Die Deutsche Herzstiftung fordert, Präventionsprogramme gegen Herzinfarkte stärker auf sozial benachteiligte Personen und Milieus zuzuschneiden. Denn dort häuften sich die Herzinfarkt-Fälle. Dies sei auf einen ungesünderen Lebensstil als in besser situierten Vierteln zurückzuführen. „Raucher und stark übergewichtige Personen mit einem erhöhten Herzinfarkt-Risiko und Herzinfarkt-Patienten waren häufiger in sozial benachteiligten als in besser gestellten Stadtgebieten anzutreffen“, sagte Prof. Dr. med. Rainer Hambrecht vom Wissenschaftlichen Beirat der Deutschen Herzstiftung anlässlich der Vorstellung des „Deutschen Herzberichts 2018“ in Bremen. Der Herzbericht erscheint jährlich seit 1989, somit war es die genau 30. Auflage.

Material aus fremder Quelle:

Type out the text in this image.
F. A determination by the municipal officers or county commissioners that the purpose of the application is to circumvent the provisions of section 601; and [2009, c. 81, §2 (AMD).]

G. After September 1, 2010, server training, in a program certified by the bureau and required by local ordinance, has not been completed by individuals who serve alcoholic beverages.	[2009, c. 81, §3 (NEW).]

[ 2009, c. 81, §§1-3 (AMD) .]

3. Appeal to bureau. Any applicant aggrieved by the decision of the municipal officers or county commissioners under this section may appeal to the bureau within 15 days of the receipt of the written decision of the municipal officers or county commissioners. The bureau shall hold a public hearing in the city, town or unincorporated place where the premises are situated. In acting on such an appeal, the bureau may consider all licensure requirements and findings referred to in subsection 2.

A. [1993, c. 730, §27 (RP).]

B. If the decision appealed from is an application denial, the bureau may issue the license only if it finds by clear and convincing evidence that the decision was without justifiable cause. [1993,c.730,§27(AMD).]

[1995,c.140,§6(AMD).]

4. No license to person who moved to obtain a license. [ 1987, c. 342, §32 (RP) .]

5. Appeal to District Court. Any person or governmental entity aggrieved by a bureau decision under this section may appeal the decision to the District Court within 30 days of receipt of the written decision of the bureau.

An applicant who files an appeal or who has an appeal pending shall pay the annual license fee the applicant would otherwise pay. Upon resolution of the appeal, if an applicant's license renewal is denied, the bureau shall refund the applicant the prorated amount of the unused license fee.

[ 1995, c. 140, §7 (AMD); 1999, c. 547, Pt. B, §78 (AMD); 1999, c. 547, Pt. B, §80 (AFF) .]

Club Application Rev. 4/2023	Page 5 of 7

Hambrecht, der Chefarzt für Kardiologie am Klinikum Links der Weser in Bremen, verwies dabei auf das von ihm geleitete Bremer Herzinfarkt-Register („STEMI-Register“). Darin sind die Daten und Risikofaktoren von mehr als 3.400 Herzinfarkt-Patienten aus Bremen und dem niedersächsischen Umland ausgewertet. Auch in der Fünf-Jahres-Langzeit-Prognose hätten sich schwerwiegende Herz-Kreislauf-Komplikationen wie Herzinfarkt und Schlaganfall stärker in von Armut besonders betroffenen Stadtgebieten bemerkbar gemacht. „Diese Daten bestärken Präventionskonzepte, die auf sozial benachteiligte Personen und ‚Brennpunkt‘-Stadtteile fokussieren, um die Herzinfarkt-Erkrankungshäufigkeit und ‑Sterblichkeit zu senken“, heißt es im Herzbericht. Als längst überfällig bezeichneten die Autoren ein absolutes Werbeverbot für Tabak, um die Raucherquote insbesondere bei Jugendlichen weiter zu senken.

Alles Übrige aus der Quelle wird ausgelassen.